Quantitative research methods (e.g. surveys) have effective statistical techniques for determining a sample size based on the overall size of the population being studied and the level of confidence desired in the results. Qualitative research methods (e.g. interviews) currently have no similar commonly accepted technique. Yet, there are still steps we can and do take to collect and analyze the right amount of data.
We begin by considering what we are trying to accomplish. This is an important factor when deciding sample size. Are we looking to design something from scratch? Or, are we looking to identify small wins to improve a client’s digital product or service’s usability?
We would maximize the number of research participants if we were looking to inform the creation of a new experience.
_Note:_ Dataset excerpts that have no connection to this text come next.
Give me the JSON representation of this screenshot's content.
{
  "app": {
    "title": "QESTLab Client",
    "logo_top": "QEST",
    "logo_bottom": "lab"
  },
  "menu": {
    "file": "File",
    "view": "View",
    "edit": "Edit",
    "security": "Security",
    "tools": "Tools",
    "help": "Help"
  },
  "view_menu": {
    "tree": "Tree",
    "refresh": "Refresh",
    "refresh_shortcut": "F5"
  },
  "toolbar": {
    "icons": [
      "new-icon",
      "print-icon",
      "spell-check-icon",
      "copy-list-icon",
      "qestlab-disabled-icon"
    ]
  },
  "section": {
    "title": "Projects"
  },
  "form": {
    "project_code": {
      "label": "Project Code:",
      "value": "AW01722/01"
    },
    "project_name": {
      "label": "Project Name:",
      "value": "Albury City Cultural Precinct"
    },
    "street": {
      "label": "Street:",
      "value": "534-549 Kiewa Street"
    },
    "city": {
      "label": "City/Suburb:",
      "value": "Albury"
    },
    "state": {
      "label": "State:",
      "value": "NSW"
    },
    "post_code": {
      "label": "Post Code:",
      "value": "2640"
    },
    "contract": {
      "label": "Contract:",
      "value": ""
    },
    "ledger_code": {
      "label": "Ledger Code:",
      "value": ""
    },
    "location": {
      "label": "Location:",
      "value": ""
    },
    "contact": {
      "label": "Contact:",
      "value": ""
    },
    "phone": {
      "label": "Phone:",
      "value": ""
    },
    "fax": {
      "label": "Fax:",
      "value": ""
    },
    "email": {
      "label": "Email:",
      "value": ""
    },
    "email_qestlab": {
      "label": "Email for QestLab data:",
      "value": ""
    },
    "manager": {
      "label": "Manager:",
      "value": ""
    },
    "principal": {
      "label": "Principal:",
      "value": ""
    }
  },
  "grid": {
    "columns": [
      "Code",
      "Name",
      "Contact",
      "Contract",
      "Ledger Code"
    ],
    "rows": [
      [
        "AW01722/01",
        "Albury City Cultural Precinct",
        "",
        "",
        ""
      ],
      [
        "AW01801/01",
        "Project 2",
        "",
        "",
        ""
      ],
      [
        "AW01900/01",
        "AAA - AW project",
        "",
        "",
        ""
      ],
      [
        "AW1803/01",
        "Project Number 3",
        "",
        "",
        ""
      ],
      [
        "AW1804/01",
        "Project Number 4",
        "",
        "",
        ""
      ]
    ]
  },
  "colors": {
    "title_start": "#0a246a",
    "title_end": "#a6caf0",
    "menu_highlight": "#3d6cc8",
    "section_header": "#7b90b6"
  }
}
We can include fewer participants if we are trying to identify potential difficulties in, for example, the checkout workflow of an application.
We will increase our sample size as the diversity of our population increases. We want multiple representatives of each persona or user type for which we are designing. I typically recommend a minimum of three participants per user type. This allows a deeper exploration of the experience each user type might have.
For example, if we are designing an application that allows manufacturing companies to input and track the ordering and shipping of supplies from warehouses to factories, we would want to interview many people involved in this process: warehouse floor workers, office staff, procurement staff from warehouse and factory, managers and more. If we were simply looking to redesign the interface of the read-only tracking function of this app, we might only need to interview people who look at the tracking page of the application: warehouse and factory office workers.
As researchers, we want to provide our clients and colleagues with greater clarity into how we determine sample sizes for any research engagement we undertake. Scope and user characteristics are always two important factors we consider when determining a study’s sample size.